In 2004, the authors concluded that NMR will become a key technology in plant metabolomics: “the use of isotope labeling together with newly developed NMR technologies opens a new avenue for plant metabolomics” (Kikuchi et al, 2004).

Stable Isotope solution: Photoreforming of (13C) cellulose to H2 using CdS/CdOx

In Nature Energy, Wakerley et al (2017) demonstrated a remarkable discovery, the photocatalytic production of H2 from cellulose in the presence of a catalyst by the identification of products of U-13C alpha-cellulose oxidation by 13C-NMR spectroscopy using IsoLife’s uniformly 13C-labelled cellulose. Figure 2 shows the formation of three 13C-labelled products originating from 13C-labelled cellulose photo-oxidation in the presence of a CdS/CdOx catalyst: carboxylic acid (signal ii), formate (iii), and carbonate (iv).

Figure 2. Formation of three 13C-labelled products (Wakerley et al, 2017).

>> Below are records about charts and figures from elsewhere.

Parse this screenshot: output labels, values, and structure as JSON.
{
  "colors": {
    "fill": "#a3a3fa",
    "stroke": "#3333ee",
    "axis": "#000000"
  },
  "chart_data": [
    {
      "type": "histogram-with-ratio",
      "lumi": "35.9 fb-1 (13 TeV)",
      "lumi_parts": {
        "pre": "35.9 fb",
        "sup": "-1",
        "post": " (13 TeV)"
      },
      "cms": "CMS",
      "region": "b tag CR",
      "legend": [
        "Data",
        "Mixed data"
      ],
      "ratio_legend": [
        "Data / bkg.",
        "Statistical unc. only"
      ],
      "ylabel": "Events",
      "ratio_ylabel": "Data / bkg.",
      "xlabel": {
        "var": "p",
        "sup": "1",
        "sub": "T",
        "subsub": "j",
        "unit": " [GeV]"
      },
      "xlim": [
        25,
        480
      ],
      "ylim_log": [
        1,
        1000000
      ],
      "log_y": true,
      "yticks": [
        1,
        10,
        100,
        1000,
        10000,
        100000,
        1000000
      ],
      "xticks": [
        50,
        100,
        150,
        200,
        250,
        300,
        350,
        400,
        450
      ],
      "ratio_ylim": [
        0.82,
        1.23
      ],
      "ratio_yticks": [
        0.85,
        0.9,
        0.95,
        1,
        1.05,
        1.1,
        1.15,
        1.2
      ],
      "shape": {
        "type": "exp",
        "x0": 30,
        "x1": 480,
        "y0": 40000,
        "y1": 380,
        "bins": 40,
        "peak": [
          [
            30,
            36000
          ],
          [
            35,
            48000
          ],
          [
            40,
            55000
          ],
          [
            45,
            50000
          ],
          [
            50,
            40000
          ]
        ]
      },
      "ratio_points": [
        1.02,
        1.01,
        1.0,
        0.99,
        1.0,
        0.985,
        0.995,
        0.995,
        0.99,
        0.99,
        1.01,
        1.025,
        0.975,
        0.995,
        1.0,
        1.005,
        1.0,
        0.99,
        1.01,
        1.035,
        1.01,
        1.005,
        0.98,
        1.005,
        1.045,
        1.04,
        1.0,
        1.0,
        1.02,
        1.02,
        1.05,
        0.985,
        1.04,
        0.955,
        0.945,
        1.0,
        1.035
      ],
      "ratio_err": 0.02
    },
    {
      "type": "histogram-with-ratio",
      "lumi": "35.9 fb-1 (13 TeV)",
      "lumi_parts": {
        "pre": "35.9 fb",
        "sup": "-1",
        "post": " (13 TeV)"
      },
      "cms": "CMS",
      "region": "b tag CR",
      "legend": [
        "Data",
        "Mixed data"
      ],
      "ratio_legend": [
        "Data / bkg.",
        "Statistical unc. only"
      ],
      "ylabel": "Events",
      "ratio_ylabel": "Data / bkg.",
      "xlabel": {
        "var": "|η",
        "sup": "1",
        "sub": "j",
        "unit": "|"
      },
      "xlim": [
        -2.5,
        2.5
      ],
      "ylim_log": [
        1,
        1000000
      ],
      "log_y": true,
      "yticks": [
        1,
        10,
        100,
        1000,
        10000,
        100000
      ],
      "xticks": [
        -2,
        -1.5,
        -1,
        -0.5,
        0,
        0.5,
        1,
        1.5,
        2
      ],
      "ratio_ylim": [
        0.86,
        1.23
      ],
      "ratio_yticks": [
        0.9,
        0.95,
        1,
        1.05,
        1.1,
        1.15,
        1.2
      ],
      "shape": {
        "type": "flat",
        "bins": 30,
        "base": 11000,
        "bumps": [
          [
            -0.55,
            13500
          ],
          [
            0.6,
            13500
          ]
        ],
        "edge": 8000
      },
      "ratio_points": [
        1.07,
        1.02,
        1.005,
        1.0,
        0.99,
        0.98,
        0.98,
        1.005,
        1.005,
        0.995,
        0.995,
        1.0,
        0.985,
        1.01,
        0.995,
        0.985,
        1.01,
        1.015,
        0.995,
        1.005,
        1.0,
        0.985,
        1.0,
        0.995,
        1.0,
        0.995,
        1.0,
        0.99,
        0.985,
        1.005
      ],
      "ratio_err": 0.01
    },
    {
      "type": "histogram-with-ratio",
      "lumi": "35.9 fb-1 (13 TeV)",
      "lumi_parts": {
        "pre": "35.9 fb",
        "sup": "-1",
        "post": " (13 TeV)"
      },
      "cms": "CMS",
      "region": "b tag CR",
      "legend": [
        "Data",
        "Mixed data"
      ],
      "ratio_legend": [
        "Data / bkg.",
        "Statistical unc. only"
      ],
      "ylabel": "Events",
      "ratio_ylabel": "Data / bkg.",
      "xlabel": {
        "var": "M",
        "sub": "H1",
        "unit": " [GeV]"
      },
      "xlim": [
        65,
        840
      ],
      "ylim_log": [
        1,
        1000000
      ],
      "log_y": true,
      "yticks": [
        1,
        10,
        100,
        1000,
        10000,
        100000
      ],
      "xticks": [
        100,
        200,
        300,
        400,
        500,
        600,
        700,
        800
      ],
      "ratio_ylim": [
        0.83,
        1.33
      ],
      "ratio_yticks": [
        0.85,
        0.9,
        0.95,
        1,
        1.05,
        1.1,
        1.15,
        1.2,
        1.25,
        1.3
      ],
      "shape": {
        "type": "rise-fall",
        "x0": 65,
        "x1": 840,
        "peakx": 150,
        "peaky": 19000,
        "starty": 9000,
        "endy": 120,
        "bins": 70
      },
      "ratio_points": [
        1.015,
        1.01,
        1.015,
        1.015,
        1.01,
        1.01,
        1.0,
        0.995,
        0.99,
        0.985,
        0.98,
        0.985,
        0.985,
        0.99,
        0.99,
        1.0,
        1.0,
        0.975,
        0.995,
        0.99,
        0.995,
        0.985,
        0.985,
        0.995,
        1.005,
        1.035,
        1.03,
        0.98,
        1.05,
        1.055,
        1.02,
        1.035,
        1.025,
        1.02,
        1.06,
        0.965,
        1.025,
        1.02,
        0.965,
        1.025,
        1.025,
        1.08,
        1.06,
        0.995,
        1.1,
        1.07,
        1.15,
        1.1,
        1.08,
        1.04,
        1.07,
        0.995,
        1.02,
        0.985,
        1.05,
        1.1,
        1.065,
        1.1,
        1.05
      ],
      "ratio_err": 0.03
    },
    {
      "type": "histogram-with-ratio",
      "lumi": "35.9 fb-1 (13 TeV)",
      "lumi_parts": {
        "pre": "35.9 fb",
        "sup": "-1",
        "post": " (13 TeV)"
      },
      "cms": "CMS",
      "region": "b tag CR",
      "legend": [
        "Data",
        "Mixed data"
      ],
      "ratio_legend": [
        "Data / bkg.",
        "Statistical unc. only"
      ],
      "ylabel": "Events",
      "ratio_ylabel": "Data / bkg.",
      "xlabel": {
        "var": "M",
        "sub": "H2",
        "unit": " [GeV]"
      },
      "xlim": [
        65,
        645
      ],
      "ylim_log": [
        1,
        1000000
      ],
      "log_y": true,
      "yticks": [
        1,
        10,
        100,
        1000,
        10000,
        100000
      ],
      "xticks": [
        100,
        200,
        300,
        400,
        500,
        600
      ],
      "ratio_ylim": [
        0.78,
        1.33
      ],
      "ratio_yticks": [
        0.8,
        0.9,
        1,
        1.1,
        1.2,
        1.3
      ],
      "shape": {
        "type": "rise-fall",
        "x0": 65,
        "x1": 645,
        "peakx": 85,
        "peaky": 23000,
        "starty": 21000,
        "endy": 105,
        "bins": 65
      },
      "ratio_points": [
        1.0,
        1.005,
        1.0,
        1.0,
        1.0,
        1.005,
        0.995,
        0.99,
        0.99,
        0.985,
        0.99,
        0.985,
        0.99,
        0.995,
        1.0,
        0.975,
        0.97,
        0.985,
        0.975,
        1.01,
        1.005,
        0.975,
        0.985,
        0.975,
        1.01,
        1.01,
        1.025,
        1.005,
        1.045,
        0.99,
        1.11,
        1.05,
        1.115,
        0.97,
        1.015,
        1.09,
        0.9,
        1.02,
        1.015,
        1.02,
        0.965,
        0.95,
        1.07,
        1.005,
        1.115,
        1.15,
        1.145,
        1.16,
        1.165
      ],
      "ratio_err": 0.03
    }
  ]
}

Stable Isotope solution: Enrichment for CMP-NMR on live, germinating 13C seeds

Comprehensive Multi Phase (CMP)-NMR has been used for simultaneous monitoring in the liquid, gel and solid state of metabolic changes in germinating uniformly 13C-enriched wheat seeds in the NMR machine probe (Lam et al, 2014; Fortier-McGill et al. 2017). Figure 3 shows the percentage change of both the anomeric carbohydrate signals (93−103 ppm) and the TAG (triacylglycerides, 125−137 ppm) and from the edited spectra: IDE (dissolved small freely diffusing), DE (rigid gels semisolids with restrictive diffusion), RADE (large fast relaxing semisolids), at time 24, 48, 72, and 96 h relative to the dry seed at 0 h (Fortier-McGill et al, 2017).

 

Figure 3. Relative changes in carbohydrate during germination of U-13C wheat seeds using CMP-NMR (Fortier-McGill et al, 2017).